Järlström fights back. He has decided to sue the state board arguing that it is unconstitutional for the state government to require him to have a permit to do mathematics, and a national libertarian law firm, the Institute for Justice, has thrown their support behind him.
Sam Gedge, an attorney at the Institute for Justice, discussed the situation in a statement.
“Criticizing the government’s engineering isn’t a crime; it’s a constitutional right,” Gedge said.
“Under the First Amendment, you don’t need to be a licensed lawyer to write an article critical of a Supreme Court decision, you don’t need to be a licensed landscape architect to create a gardening blog, and you don’t need to be a licensed engineer to talk about traffic lights.”

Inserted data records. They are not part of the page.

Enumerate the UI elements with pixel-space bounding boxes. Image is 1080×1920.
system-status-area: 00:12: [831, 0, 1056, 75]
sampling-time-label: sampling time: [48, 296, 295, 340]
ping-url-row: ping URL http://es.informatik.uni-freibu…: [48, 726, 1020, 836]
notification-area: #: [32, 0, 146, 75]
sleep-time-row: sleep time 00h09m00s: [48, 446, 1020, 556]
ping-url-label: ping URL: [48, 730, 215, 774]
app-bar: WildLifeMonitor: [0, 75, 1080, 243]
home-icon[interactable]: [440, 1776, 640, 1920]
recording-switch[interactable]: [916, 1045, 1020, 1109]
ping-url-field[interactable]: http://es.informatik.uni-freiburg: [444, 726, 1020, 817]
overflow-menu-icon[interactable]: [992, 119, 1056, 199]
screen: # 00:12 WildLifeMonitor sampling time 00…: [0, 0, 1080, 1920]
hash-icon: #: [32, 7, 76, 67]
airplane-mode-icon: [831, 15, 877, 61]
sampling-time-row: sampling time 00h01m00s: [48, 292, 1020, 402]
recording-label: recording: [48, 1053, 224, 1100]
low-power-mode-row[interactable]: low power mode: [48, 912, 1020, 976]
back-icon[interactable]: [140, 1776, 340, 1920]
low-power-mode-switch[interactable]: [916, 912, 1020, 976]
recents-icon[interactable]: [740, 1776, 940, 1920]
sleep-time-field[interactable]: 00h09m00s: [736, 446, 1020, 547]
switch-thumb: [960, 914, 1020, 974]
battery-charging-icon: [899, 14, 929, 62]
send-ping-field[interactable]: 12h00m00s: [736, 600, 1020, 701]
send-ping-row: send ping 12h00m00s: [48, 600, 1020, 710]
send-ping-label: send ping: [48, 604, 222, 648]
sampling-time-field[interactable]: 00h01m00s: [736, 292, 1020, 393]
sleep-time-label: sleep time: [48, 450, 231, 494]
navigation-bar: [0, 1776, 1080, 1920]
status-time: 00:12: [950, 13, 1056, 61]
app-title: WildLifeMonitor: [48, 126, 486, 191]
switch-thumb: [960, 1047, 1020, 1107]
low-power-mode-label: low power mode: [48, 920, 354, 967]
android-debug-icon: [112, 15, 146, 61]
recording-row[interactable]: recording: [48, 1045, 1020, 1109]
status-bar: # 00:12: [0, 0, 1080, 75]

Järlström’s background. Reason reported:
The notion that it’s somehow illegal for Järlström to call himself an engineer is absurd. He has a degree in electrical engineering from Sweden, worked as an airplane camera mechanic in the Swedish Air Force, and has worked in a variety of technical jobs since immigrating to the United States in 1992. In Oregon, though, all that matters is whether he has a state-issued license.
Why is this important? As Reason pointed out, this isn’t an isolated case — Oregon has pulled stunts like this before.
This appears to be a disturbing, and dangerous, case of the government trying to exert control over every aspect of our lives. Thankfully Järlström is fighting this insanity, and hopefully something is done about it.